LPPI CEO, Chris Rule, called for the acceleration in pooling, stating that it is necessary “to fully release the benefits for which pooling was intended”.

Rule also stated that understanding the impact that pools are having on LGPS pension portfolios is “crucial” in keeping the original pooling objectives alive and enabling future innovation.

“We have successfully blended dedicated in-house specialist expertise, delegated implementation, and co-operation with like-minded investors to fully exploit the benefits of pooling,” Rule continued.

“Our model has enabled our partner funds to continue to control their strategic investment activity, including determining their asset allocation, whilst also creating access to an aligned expert adviser with in-house implementation expertise at scale.
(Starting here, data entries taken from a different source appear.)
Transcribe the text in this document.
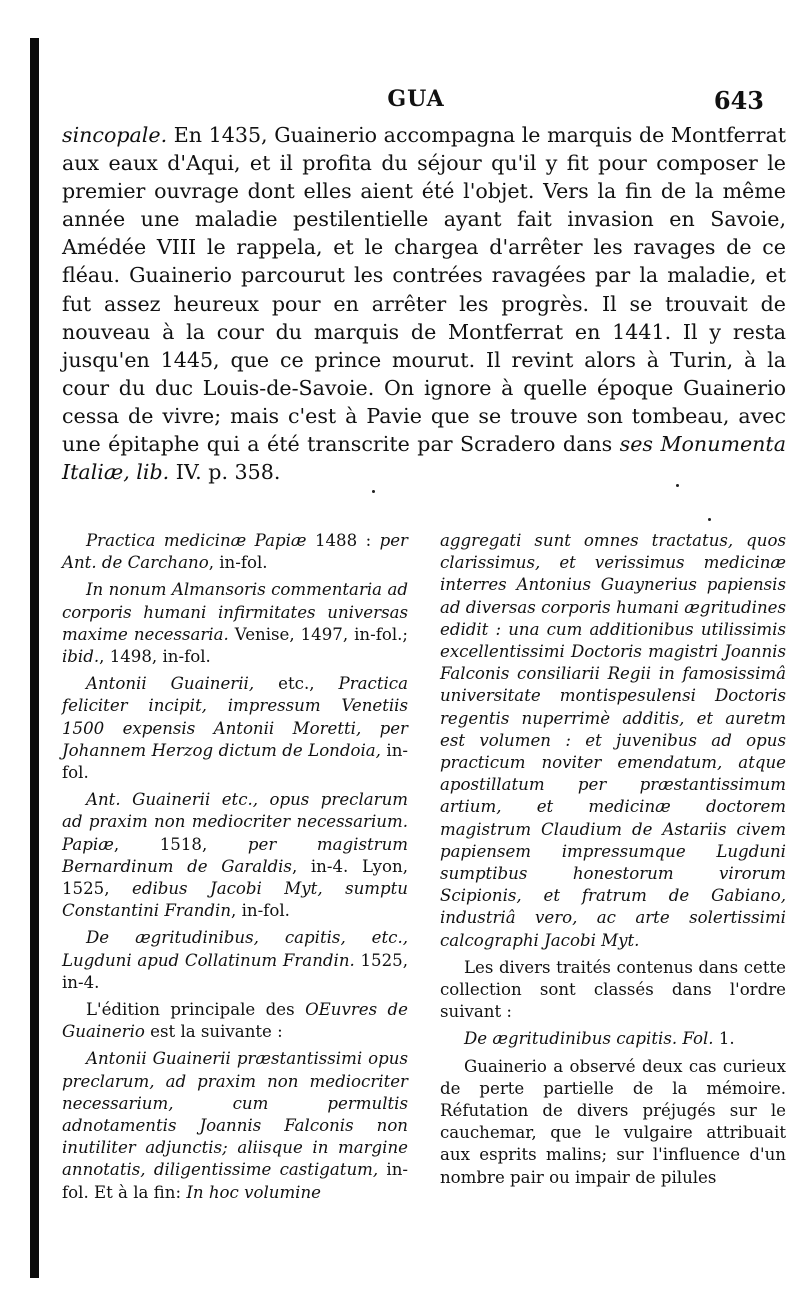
GUA	643
sincopale. En 1435, Guainerio accompagna le marquis de Montferrat aux eaux d'Aqui, et il profita du séjour qu'il y fit pour composer le premier ouvrage dont elles aient été l'objet. Vers la fin de la même année une maladie pestilentielle ayant fait invasion en Savoie, Amédée VIII le rappela, et le chargea d'arrêter les ravages de ce fléau. Guainerio parcourut les contrées ravagées par la maladie, et fut assez heureux pour en arrêter les progrès. Il se trouvait de nouveau à la cour du marquis de Montferrat en 1441. Il y resta jusqu'en 1445, que ce prince mourut. Il revint alors à Turin, à la cour du duc Louis-de-Savoie. On ignore à quelle époque Guainerio cessa de vivre; mais c'est à Pavie que se trouve son tombeau, avec une épitaphe qui a été transcrite par Scradero dans ses Monumenta Italiæ, lib. IV. p. 358.

Practica medicinæ Papiæ 1488 : per Ant. de Carchano, in-fol.

In nonum Almansoris commentaria ad corporis humani infirmitates universas maxime necessaria. Venise, 1497, in-fol.; ibid., 1498, in-fol.

Antonii Guainerii, etc., Practica feliciter incipit, impressum Venetiis 1500 expensis Antonii Moretti, per Johannem Herzog dictum de Londoia, in-fol.

Ant. Guainerii etc., opus preclarum ad praxim non mediocriter necessarium. Papiæ, 1518, per magistrum Bernardinum de Garaldis, in-4. Lyon, 1525, edibus Jacobi Myt, sumptu Constantini Frandin, in-fol.

De ægritudinibus, capitis, etc., Lugduni apud Collatinum Frandin. 1525, in-4.

L'édition principale des OEuvres de Guainerio est la suivante :

Antonii Guainerii præstantissimi opus preclarum, ad praxim non mediocriter necessarium, cum permultis adnotamentis Joannis Falconis non inutiliter adjunctis; aliisque in margine annotatis, diligentissime castigatum, in-fol. Et à la fin: In hoc volumine

aggregati sunt omnes tractatus, quos clarissimus, et verissimus medicinæ interres Antonius Guaynerius papiensis ad diversas corporis humani ægritudines edidit : una cum additionibus utilissimis excellentissimi Doctoris magistri Joannis Falconis consiliarii Regii in famosissimâ universitate montispesulensi Doctoris regentis nuperrimè additis, et auretm est volumen : et juvenibus ad opus practicum noviter emendatum, atque apostillatum per præstantissimum artium, et medicinæ doctorem magistrum Claudium de Astariis civem papiensem impressumque Lugduni sumptibus honestorum virorum Scipionis, et fratrum de Gabiano, industriâ vero, ac arte solertissimi calcographi Jacobi Myt.

Les divers traités contenus dans cette collection sont classés dans l'ordre suivant :

De ægritudinibus capitis. Fol. 1.

Guainerio a observé deux cas curieux de perte partielle de la mémoire. Réfutation de divers préjugés sur le cauchemar, que le vulgaire attribuait aux esprits malins; sur l'influence d'un nombre pair ou impair de pilules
“Across the LGPS there is much more to do, and I encourage all in the sector to work together to achieve the goal of full pooling of assets within the respective pools.”

Indeed, LPPI also revealed that it increased its annual net cost savings by more than £10m per annum to £39.1m in the year to 31 March 2022.

In particular, the net costs saved through pooling, and a focus on direct investments and internally-managed portfolios, increased from £28.2m to £39.1m, bringing cumulative savings up to £113m since its inception in 2016.

Based on this, the business also revised up projections, confirming that it is now expecting to deliver net cost savings of more than £200m by 2025, more than £350m by 2030, and more than £500m by 2035.

LPPI confirmed that it has pooled 100 per cent of client assets, enabling access to attractive investments in a cost-effective manner, particularly in private markets, and increasing buying power to negotiate fund manager discounts.

Key drivers for the improvement in net cost savings according to the business included growing assets under management, lower fees negotiated with external managers, and a growing portfolio of direct investment to compliment allocations to external managers.